Sun, as in the network is the computer, developed quite a lot of very
good strategies for sharing files via NFS on diskless/dataless clients
and this has been inherited in different ways by Linux distributions.
In particular, Sun went out of their way to move a lot of things from
/bin into /usr/bin precisely so it could be shared by NFS. I also agree
with the widely used convention that '/usr/local' means local to the
site, not the particular machine. It seems intuitively obvious to me
that /local (i.e. in the root filesystem) is intended to be both local
to a specific machine, and local to the site, whereas /usr/local is
local to the site and may be shared via NFS but is not required to be.

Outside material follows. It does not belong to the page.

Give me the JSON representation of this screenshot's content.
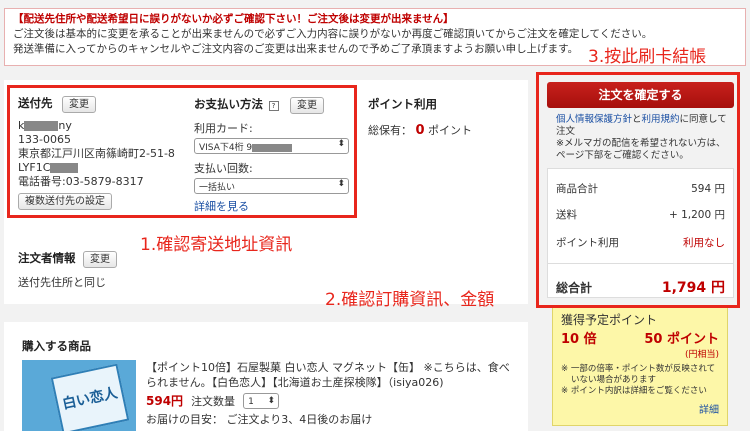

I have a bit of a problem with /opt, which is where 'optional' software
is supposed to be installed. In the same way, that it is intuitively
obvious to me that /opt is where optional software is installed on a
specific machine, and /usr/opt may be shared via NFS but is not required
to be shared. However, I have rather contradicted myself and done this
on all our servers:
/usr/local -> /opt/local
I did this so I could use the /opt as a mount point in an NFS
automounter map: It's not possible to automount /usr/local on /usr
because, if you do, you hide the rest of /usr unless you use e.g.
"unionfs" and that's a bit too much like hard work for me!
Another reason I did this is to keep /usr/local out of the 'system'
hierarchy, which makes upgrades easier because you don't need to worry
about overwriting /usr/local during an upgrade installation.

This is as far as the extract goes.